I never really knew Uncle Freeman as an adult. I hadn't been out to see him in several years, ever since Aunt Sally died. I probably haven't been fishin' in a decade. If I had the opportunity, I'd go again in the heartbeat. There are few things in this world that are worth getting up at dawn for, but fishin' with Uncle Freeman is one of them.
We buried Uncle Freeman last month. It was cold and rainy and no one cried much. Uncle Freeman was old, and his health had been declining for a long time. After the family had potluck lunch at the church after the funeral, we all sat around and told Freeman stories. For me, that was the saddest part, because my father and aunts and cousins were telling stories about a man I didn't even know. Older relatives slip away before I'm adult enough to know them as anything but another grown-up that shared a family name. The only time I could even see that the Freeman they talked about was the same one that I knew was when they told fishin' stories. True, there were a lot of those, because Uncle Freeman liked to fish. But he also liked to help out his neighbor and garden and tell stories that he'd read in the Reader's Digest as if they had happened to him. I heard tales about a man who told stories that were always entertaining, but that you couldn't always quite trust, and I was surprised at how it reminded me of my brothers and sisters - a new generation in the same family. I knew Freeman and I were relatives in the blood sense, but I don't think I ever got before how much we were related.
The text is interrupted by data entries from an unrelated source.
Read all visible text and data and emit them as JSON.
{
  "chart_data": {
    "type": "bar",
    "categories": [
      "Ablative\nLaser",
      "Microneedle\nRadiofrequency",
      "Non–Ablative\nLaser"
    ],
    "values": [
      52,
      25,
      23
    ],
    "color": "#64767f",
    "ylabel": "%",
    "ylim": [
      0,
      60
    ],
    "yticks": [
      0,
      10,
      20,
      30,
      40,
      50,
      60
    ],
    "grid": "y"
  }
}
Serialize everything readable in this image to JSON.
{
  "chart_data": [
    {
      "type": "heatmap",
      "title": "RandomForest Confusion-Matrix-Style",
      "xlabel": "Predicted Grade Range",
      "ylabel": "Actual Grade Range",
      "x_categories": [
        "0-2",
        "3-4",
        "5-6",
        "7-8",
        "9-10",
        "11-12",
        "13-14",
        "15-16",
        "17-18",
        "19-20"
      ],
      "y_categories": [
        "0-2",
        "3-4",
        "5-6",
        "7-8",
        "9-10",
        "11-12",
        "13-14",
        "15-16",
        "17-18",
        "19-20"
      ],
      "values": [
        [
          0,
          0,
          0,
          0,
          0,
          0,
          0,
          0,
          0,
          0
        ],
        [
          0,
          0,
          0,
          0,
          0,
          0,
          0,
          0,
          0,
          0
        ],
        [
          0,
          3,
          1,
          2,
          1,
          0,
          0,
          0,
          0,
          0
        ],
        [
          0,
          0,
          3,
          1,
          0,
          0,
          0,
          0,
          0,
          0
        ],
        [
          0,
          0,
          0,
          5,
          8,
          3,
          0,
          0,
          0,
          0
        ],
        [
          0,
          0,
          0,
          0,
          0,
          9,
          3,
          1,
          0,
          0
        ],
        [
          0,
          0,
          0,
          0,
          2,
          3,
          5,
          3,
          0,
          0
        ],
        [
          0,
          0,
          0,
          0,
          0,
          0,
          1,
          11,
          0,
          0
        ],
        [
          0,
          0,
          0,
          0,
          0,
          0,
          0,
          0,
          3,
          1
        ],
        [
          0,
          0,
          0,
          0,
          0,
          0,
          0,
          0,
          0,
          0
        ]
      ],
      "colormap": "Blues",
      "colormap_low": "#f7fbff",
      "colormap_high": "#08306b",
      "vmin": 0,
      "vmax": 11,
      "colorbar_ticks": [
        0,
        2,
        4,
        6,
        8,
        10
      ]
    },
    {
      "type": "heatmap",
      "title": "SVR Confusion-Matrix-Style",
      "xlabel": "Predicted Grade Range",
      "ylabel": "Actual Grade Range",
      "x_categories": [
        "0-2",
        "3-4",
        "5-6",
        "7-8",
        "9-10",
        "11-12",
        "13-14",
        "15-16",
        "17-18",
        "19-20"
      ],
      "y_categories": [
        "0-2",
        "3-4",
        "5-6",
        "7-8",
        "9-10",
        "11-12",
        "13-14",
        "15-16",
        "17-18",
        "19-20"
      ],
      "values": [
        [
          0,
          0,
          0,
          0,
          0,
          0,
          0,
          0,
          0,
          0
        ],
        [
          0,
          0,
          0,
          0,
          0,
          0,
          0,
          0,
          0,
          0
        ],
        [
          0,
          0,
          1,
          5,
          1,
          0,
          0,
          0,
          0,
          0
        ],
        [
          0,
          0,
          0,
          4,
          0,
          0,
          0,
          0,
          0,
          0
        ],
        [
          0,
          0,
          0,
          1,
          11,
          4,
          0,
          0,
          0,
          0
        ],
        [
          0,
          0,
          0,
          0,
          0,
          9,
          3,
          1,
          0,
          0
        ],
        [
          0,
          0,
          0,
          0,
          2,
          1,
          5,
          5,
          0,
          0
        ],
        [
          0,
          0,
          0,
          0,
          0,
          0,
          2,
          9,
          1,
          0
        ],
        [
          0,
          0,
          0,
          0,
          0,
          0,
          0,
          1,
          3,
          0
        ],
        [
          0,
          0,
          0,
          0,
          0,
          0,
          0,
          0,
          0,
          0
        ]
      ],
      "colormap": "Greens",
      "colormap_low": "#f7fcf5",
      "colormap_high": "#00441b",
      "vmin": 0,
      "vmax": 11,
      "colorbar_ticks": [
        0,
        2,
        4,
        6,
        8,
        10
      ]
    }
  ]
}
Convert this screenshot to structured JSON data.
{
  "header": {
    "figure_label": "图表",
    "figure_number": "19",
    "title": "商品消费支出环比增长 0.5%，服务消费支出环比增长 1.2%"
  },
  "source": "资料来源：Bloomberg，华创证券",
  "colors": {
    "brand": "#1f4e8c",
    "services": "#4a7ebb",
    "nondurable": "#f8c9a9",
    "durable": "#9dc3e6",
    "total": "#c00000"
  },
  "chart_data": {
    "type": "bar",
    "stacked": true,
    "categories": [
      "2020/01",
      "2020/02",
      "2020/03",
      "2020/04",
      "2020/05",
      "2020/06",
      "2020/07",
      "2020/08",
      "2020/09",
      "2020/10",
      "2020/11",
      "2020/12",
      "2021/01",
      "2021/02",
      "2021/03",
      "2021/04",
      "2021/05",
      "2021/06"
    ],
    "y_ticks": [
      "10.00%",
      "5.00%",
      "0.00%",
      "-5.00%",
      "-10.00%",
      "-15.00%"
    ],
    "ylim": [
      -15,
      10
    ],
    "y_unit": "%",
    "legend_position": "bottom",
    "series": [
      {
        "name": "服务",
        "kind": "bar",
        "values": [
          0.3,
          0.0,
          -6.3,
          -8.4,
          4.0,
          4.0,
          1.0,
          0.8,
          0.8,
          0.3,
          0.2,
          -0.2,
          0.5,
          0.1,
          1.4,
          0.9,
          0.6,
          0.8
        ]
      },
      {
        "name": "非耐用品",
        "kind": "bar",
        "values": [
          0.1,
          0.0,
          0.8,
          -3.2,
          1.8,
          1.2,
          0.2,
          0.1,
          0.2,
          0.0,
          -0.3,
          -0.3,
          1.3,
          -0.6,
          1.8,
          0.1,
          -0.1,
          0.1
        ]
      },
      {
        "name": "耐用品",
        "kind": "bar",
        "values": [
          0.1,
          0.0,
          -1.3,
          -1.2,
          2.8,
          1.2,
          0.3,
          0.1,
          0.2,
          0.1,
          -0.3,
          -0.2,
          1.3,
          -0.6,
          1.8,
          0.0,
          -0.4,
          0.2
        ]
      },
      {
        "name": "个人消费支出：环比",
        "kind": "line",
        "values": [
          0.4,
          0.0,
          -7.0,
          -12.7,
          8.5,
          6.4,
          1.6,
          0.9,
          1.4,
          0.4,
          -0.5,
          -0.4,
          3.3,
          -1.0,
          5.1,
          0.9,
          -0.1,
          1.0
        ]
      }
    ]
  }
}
I suppose that is the way at funerals for people that you knew in a limited sense - you come out not saddened by what has been lost, but by what you missed out on by not knowing the person more completely. You didn't lose it, you never had it. It was the same at my grandmother's funeral, and at my grandfather's, my aunt's, my other aunt. Maybe you have to be an adult to see the older generations as anything but old. It is only the stories that keep people young and illustrate how they were before time started to catch up with them. I worry that my children will never get to know my parents, that I will tell them stories later to have them respond with surprise because the person in the story didn't sound like the grandma or grandpa they knew.
Even though I came out feeling like I has missed out by not knowing Freeman outside his old boat, I came out saddened by the fact that the younger kids in my family were missing out on even that much. There was a lot more to my uncle than going out on the sound with an old black lab and some netting, but even that much was pretty good.